"Si le secteur privé n'accepte pas les conditions de l'État portugais, faudra-t-il intervenir l'entreprise, nationaliser l'entreprise, oui, ou voulez-vous qu'on laisse tomber l'entreprise?", A répondu le ministre de l'Infrastructure et du Logement, Pedro Nuno Santos, avant les députés de la commission Économie, Innovation, Travaux Publics et Logement, à l'Assemblée de la République.

Lors de la même audition, le responsable gouvernemental avait déjà déclaré que la proposition de l'Etat avec les conditions d'un prêt à hauteur de 1 200 millions d'euros à TAP avait été rejetée (lundi) par le conseil d'administration, et a admis "une intervention plus affirmée de l'entreprise". ».

Selon le responsable, la proposition d'accord de prêt sera également soumise au partenaire privé, Atlantic Gateway, par les hommes d'affaires David Neeleman et Humberto Pedrosa, dont les représentants se sont abstenus de voter au conseil d'administration.

Lors de cette réunion du conseil d'administration, un organe dirigé par Miguel Frasquilho, la proposition de l'État avait "des votes en faveur des administrateurs de l'État et des abstentions du secteur privé, ce qui a conduit à son avance", a déclaré le responsable gouvernemental.
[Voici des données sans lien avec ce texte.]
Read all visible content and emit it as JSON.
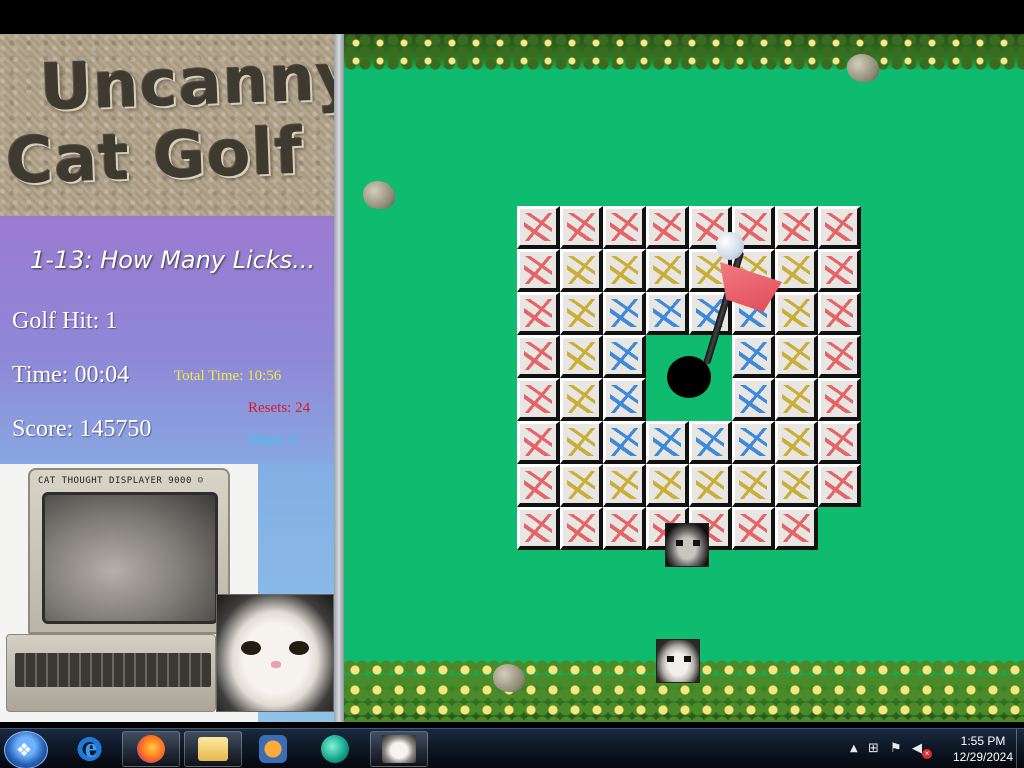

Pour être approuvée, la proposition devrait disposer d'une majorité qualifiée au sein du Conseil d'administration, composé de 12 membres – six de l'État et six du secteur privé.

"Nous avons eu besoin de huit voix pour passer et cela a échoué, je suppose que c'est pourquoi un ensemble différent de nouvelles est apparu", a-t-il déclaré.

Expresso a annoncé aujourd'hui que l'État allait nationaliser TAP, après avoir échoué à l'accord entre l'État et les actionnaires privés.

Si cette proposition n'est pas acceptée par le partenaire privé, Pedro Nuno Santos a aujourd'hui garanti que l'Etat fera «une intervention plus affirmée dans l'entreprise».

«Nous ne céderons pas aux négociations avec le secteur privé. Nous n'appelons pas cela un bras de fer, nous appelons une défense ferme et sans compromis de l'intérêt national. Nous sommes prêts à tout, le gouvernement ne cédera pas à ses conditions et nous sommes prêts à intervenir et à sauver l'entreprise », a-t-il déclaré.

L'actionnaire de TAP, David Neeleman, a garanti lundi «l'engagement des particuliers» pour l'avenir de l'entreprise, remerciant «beaucoup» pour le prêt d'urgence de l'État portugais et affirmant accepter son entrée immédiate dans le comité exécutif de l'entreprise.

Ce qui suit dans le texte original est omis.